Eine Hand befestigt Foto auf Kleid ((Sebastian Moreno/AFI)
Erinnerung an die VerschwundenenBild: Sebastián Moreno/AFI

Fotos als Abbild der grausamen Realität

"Wir zeigen, was die Leute nicht sehen wollen. Denn wenn sie es sehen, können sie es nicht leugnen", beschreibt einer der Fotografen sein Credo. Auch über ihre ganz persönliche Verrohung geben die Fotoreporter Auskunft. Wie sie sich täglich auf den Weg machen, um ihre Kameras mit Gewalt zu "füllen". Und irgendwann nur noch wie Maschinen reagieren: Als am Plazo Armanas einem Kind von einem Polizisten ein Auge ausgestochen wird, bittet ein Fotograf den Jungen, sich das Auge nicht zuzuhalten, damit er die Untat besser festhalten kann. Eine Fotografin steigt nach diesem Ereignis mit den Worten aus: "Man wird zu einem Geier!"
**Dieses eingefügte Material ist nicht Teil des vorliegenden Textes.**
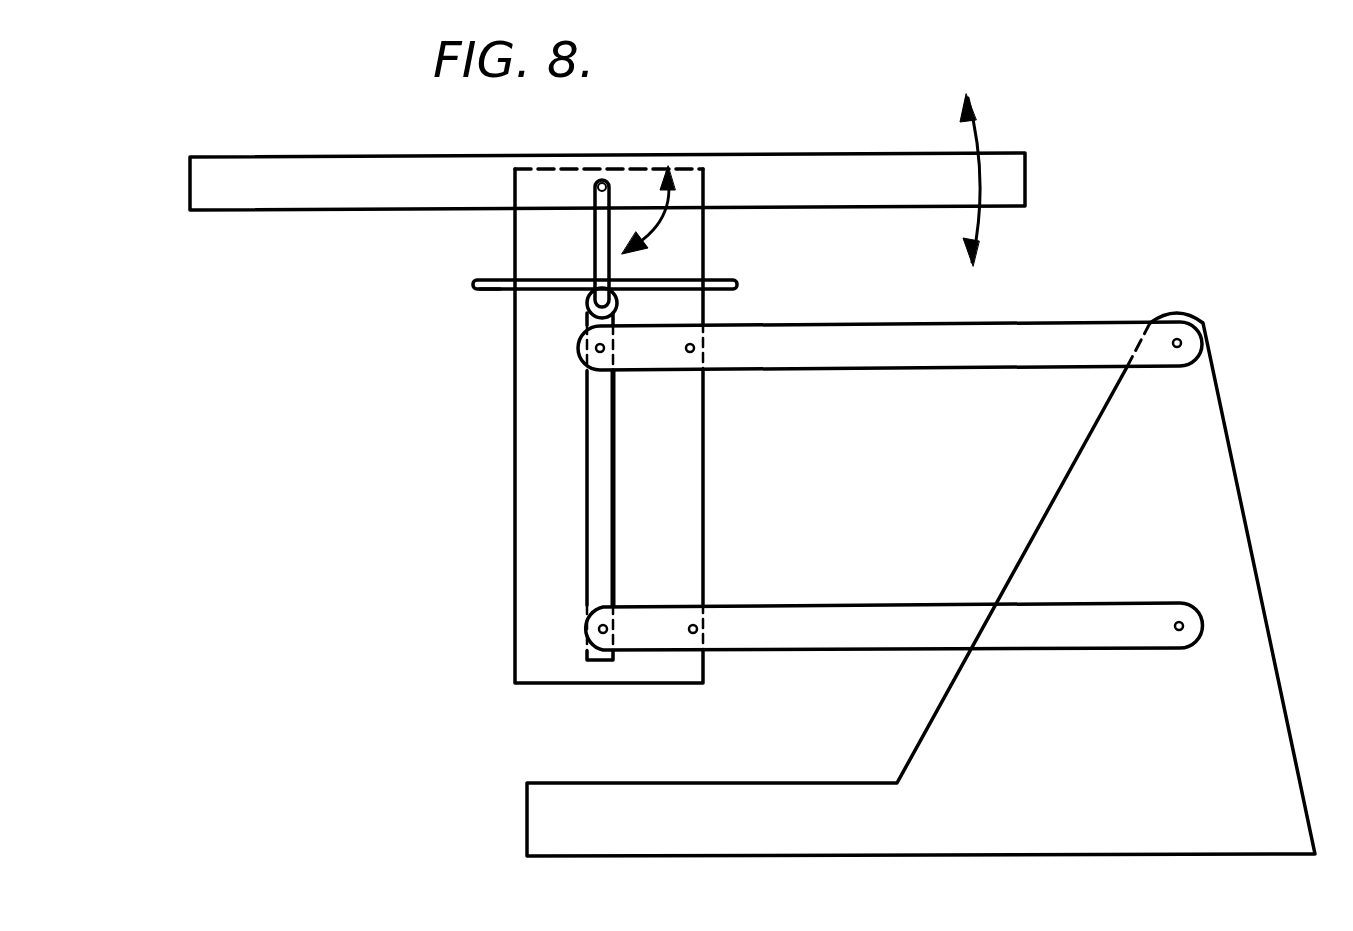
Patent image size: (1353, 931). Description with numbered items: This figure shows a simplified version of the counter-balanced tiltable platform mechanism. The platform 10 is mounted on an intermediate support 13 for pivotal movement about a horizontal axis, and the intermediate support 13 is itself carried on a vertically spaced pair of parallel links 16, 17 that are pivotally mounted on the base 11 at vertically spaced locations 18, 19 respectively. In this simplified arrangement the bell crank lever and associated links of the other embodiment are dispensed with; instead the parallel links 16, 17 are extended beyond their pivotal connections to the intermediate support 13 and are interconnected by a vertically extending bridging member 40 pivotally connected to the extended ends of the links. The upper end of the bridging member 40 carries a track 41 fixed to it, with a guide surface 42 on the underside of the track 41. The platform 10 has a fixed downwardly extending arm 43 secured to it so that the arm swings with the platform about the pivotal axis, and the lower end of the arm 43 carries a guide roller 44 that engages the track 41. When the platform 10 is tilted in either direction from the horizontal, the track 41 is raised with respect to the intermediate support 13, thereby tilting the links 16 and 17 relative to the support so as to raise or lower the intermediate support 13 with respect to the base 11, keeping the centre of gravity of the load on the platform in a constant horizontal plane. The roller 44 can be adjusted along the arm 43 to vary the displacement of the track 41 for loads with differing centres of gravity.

The platform 10 is at (213, 167).
The base 11 is at (527, 800).
The intermediate support 13 is at (523, 470).
The upper parallel link 16 is at (858, 360).
The lower parallel link 17 is at (855, 613).
The pivotal mounting location 18 is at (1182, 340).
The pivotal mounting location 19 is at (1184, 623).
The bridging member 40 is at (593, 557).
The track 41 is at (473, 284).
The guide surface 42 is at (488, 292).
The arm 43 is at (596, 223).
The guide roller 44 is at (617, 312).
Die Kamera war wirkungsvoller als Waffen

Der Film hält auch angenehmere Momente fest: So erinnert sich Luis Navarro, wie er sich mit den Polizisten nach einiger Zeit grüßte. Man kannte sich ja… Allerdings war es kein wirklich freundschaftlicher Gruß. Denn sie wurden auch immer wieder festgenommen. Und wenn sie dabei nicht zusammengeschlagen wurden, dann in erster Linie deshalb, weil sie Fotografen waren. Für eine kurze Zeit verbot der Staatsapparat sogar die Veröffentlichung von Fotos. Selbst Magazine durften keine Fotos mehr zeigen. Die AFI-Mitglieder hängten sich die Bilder daraufhin um den Hals und zogen durch die Straßen von Santiago, die AFI wurde, im wörtlichen Sinn, zu einer "Bewegung".

Ein Trupp von Fotografen / Filmausschnitt (Sebastian Moreno/AFI)
Fotografieren für die FreiheitBild: Sebastián Moreno/AFI

Etwa Mitte der 80er Jahre war die schlimmste Zeit vorbei, auch wenn sich Pinochet noch bis 1990 im Amt hielt. Die AFI hatte maßgeblichen Anteil daran, dass die Tyrannei ein Ende fand. Ein Polizist warf dies dem Fotografen Luis Navarro vor, der sich fünf Tage in seiner Gewalt befand: "Deine Kamera hat uns mehr geschadet als eine Pistole". So ist "La ciudad de los fotógrafos" beim One World Festival einer der bewegendsten Beiträge über die Macht der Bilder, über den Mut, aber auch die Ohnmacht ihrer Macher.